Multi-level sparse self-attention

Overview

The self-attention implementation is intended for use with torch.sparse_coo_tensor multi-level feature maps. It uses RoPEEncodingND from nd-rotary-encodings to encode the positions and feature levels of all input points.


MultilevelSelfAttentionBlockWithRoPE

Bases: Module

Self-attention block for multi-level feature maps with rotary position encoding.

This module applies self-attention across tokens from multiple resolution levels, using Rotary Position Encodings (RoPE) to encode the spatial positions of tokens.

This module is meant as a plug-and-play standard Multi-head Attention Transformer block, encapsulating the input projection, RoPE encoding, attention operation, output operation with optional dropout, and layer normalization in either pre-norm or post-norm configurations.

Parameters:
  • embed_dim (int) –

    Dimensionality of input and output embeddings.

  • n_heads (int) –

    Number of attention heads.

  • position_dim (int, default: 2 ) –

    Dimensionality of spatial positions. Default: 2 (for 2D positions).

  • dropout (float, default: 0.0 ) –

    Dropout probability for attention weights and output projection. Default: 0.0.

  • bias (bool, default: False ) –

    Whether to use bias in linear layers. Default: False.

  • norm_first (bool, default: True ) –

    Whether to apply layer normalization before attention. Default: True.

  • rope_spatial_base_theta (float, default: 100.0 ) –

    Base theta value for RoPE spatial dimensions. Default: 100.0.

  • rope_level_base_theta (float, default: 10.0 ) –

    Base theta value for RoPE level dimension. Default: 10.0.

  • rope_share_heads (bool, default: False ) –

    Whether to share RoPE frequencies across attention heads. Default: False.

  • rope_freq_group_pattern (str, default: 'single' ) –

    Pattern to use for grouping RoPE frequencies. Options: "single", "partition", "closure". Default: "single".

  • rope_enforce_freq_groups_equal (boolean, default: True ) –

    Passed to the RoPE encoding module. Determines whether it will throw an error if the selected rope_freq_group_pattern has a number of frequency groups that does not evenly divide the RoPE encoding dimensions. Default: True

forward(x, spatial_positions, level_indices, level_spatial_shapes, batch_offsets, attn_mask=None)

Forward pass of multi-level self-attention with RoPE.

Parameters:
  • x (Tensor) –

    Input embeddings of shape (stacked_sequence_length, embed_dim). Contains embeddings from all batches concatenated together.
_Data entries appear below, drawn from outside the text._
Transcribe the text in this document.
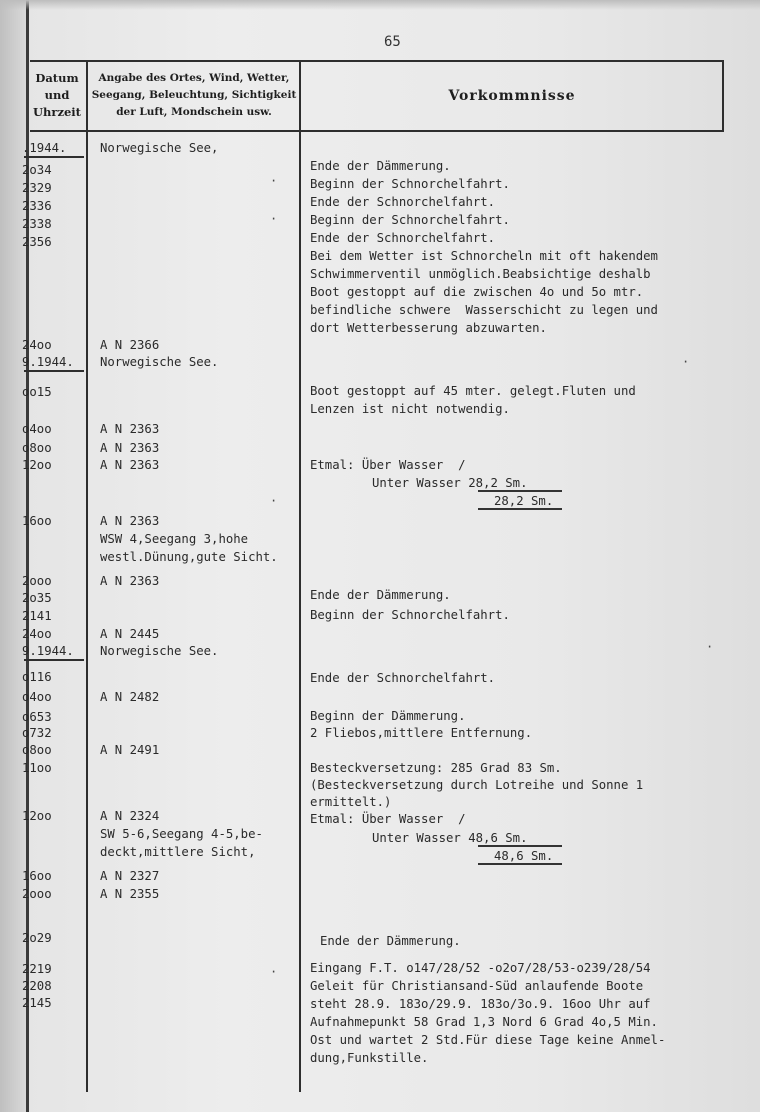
65
Datum
und
Uhrzeit
Angabe des Ortes, Wind, Wetter,
Seegang, Beleuchtung, Sichtigkeit
der Luft, Mondschein usw.
Vorkommnisse
.1944.
2o34
2329
2336
2338
2356
24oo
9.1944.
oo15
o4oo
o8oo
12oo
16oo
2ooo
2o35
2141
24oo
9.1944.
o116
o4oo
o653
o732
o8oo
11oo
12oo
16oo
2ooo
2o29
2219
2208
2145
Norwegische See,
A N 2366
Norwegische See.
A N 2363
A N 2363
A N 2363
A N 2363
WSW 4,Seegang 3,hohe
westl.Dünung,gute Sicht.
A N 2363
A N 2445
Norwegische See.
A N 2482
A N 2491
A N 2324
SW 5-6,Seegang 4-5,be-
deckt,mittlere Sicht,
A N 2327
A N 2355
Ende der Dämmerung.
Beginn der Schnorchelfahrt.
Ende der Schnorchelfahrt.
Beginn der Schnorchelfahrt.
Ende der Schnorchelfahrt.
Bei dem Wetter ist Schnorcheln mit oft hakendem
Schwimmerventil unmöglich.Beabsichtige deshalb
Boot gestoppt auf die zwischen 4o und 5o mtr.
befindliche schwere  Wasserschicht zu legen und
dort Wetterbesserung abzuwarten.
Boot gestoppt auf 45 mter. gelegt.Fluten und
Lenzen ist nicht notwendig.
Etmal: Über Wasser  /
Unter Wasser 28,2 Sm.
28,2 Sm.
Ende der Dämmerung.
Beginn der Schnorchelfahrt.
Ende der Schnorchelfahrt.
Beginn der Dämmerung.
2 Fliebos,mittlere Entfernung.
Besteckversetzung: 285 Grad 83 Sm.
(Besteckversetzung durch Lotreihe und Sonne 1
ermittelt.)
Etmal: Über Wasser  /
Unter Wasser 48,6 Sm.
48,6 Sm.
Ende der Dämmerung.
Eingang F.T. o147/28/52 -o2o7/28/53-o239/28/54
Geleit für Christiansand-Süd anlaufende Boote
steht 28.9. 183o/29.9. 183o/3o.9. 16oo Uhr auf
Aufnahmepunkt 58 Grad 1,3 Nord 6 Grad 4o,5 Min.
Ost und wartet 2 Std.Für diese Tage keine Anmel-
dung,Funkstille.
·
·
·
·
·
·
  • spatial_positions (Tensor) –

    Spatial positions of each token, shape (stacked_sequence_length, position_dim). These are expected to be in the original coordinate space of their respective levels, NOT normalized to [0, 1] range.

  • level_indices (Tensor) –

    Level index for each token, shape (stacked_sequence_length, ).

  • level_spatial_shapes (Tensor) –

    Spatial dimensions of each level, shape (num_levels, position_dim). Contains the height and width of feature maps at each resolution level.

  • batch_offsets (Tensor) –

    Tensor of shape (batch_size+1, ) indicating where each batch starts in the stacked sequence.

  • attn_mask (Optional[Tensor], default: None ) –

    Optional attention mask of shape (batch, seq_len, seq_len), (batch*n_heads, seq_len, seq_len), or (batch, n_heads, seq_len, seq_len), where True indicates the corresponding query/key product should be masked out.

Returns:
  • Tensor( Tensor ) –

    Output embeddings with same shape as input x.

Raises:
  • ValueError

    If tensor shapes are incompatible or position dimensions don't match.

reset_parameters()

Resets parameters to default initializations.